Aziz Yıldırım'ın Savunması



Bugün Aziz Yıldırım'ın Avukatı Şeref Dede yaptığı açıklamada Aziz Yıldırım'ın kendisine yöneltilen bütün iddialara cevap vereceğini, hepsine cevap verebilecek durumda olduğunu, detaylı bir şekilde gerçeği ortaya koyacağını ifade etti. Bundan bir süre önce de Aziz Yıldırım'ın savunmasının bir parçasını gazetelerde görme şansına sahip olduk. Şunu en başta aklımıza yazmak lazım, Aziz Yıldırım'dan beklenen ve yapması gereken klasik bir savunma değil. Tersine, Aziz Yıldırım kendi iddianamesini yazmak zorunda.

Önce sondan başlayalım. Aziz Yıldırım'ın savunması şu veya bu kulübü suçlamak üzerine mi kurulacak veya böyle mi kurulmalı?

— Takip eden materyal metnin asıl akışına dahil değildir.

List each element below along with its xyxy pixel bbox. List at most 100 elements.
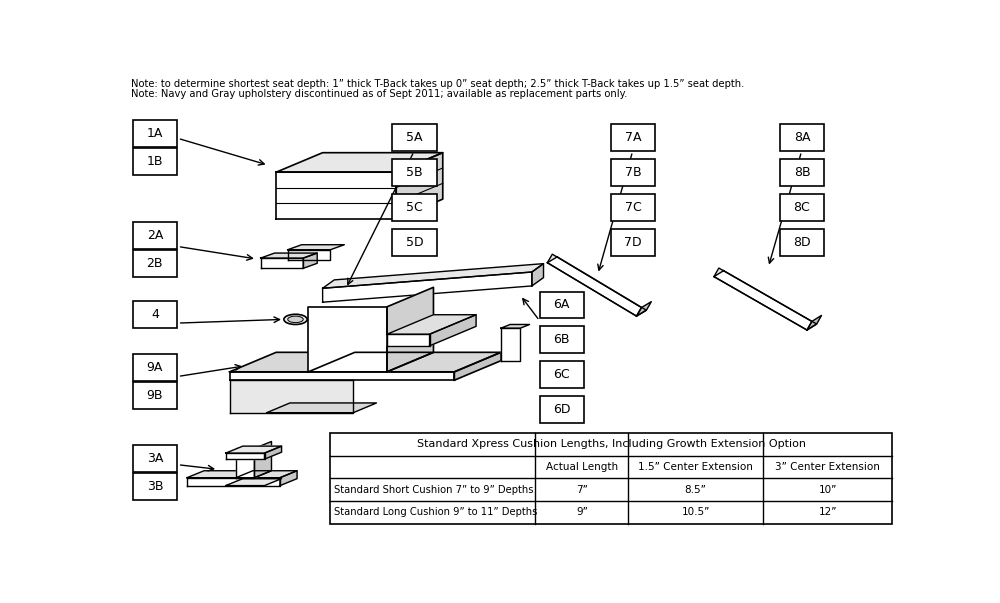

Bu soruya verilebilecek tek cevap var, hayır.

Bunu demek de durumu hafifsemek oluyor, Aziz Yıldırım savcılığın çifte standarta dayanan, çelişkili uygulamalarını da ortaya koymak zorunda. Benzer durumlar başka kulüplerin yöneticileri tarafından ortaya konulduğunda farklı, Aziz Yıldırım tarafından ortaya konulunca farklı yorumlamalara şahit oluyorsak ve bu yorumlar Aziz Yıldırım'ın suçlu olduğuna yönelik iddiaların temel bileşeniyse, Aziz Yıldırım da kendi iddianamesi açısından bu durumun tespitini ve kamuoyuna intikalini sağlamalı.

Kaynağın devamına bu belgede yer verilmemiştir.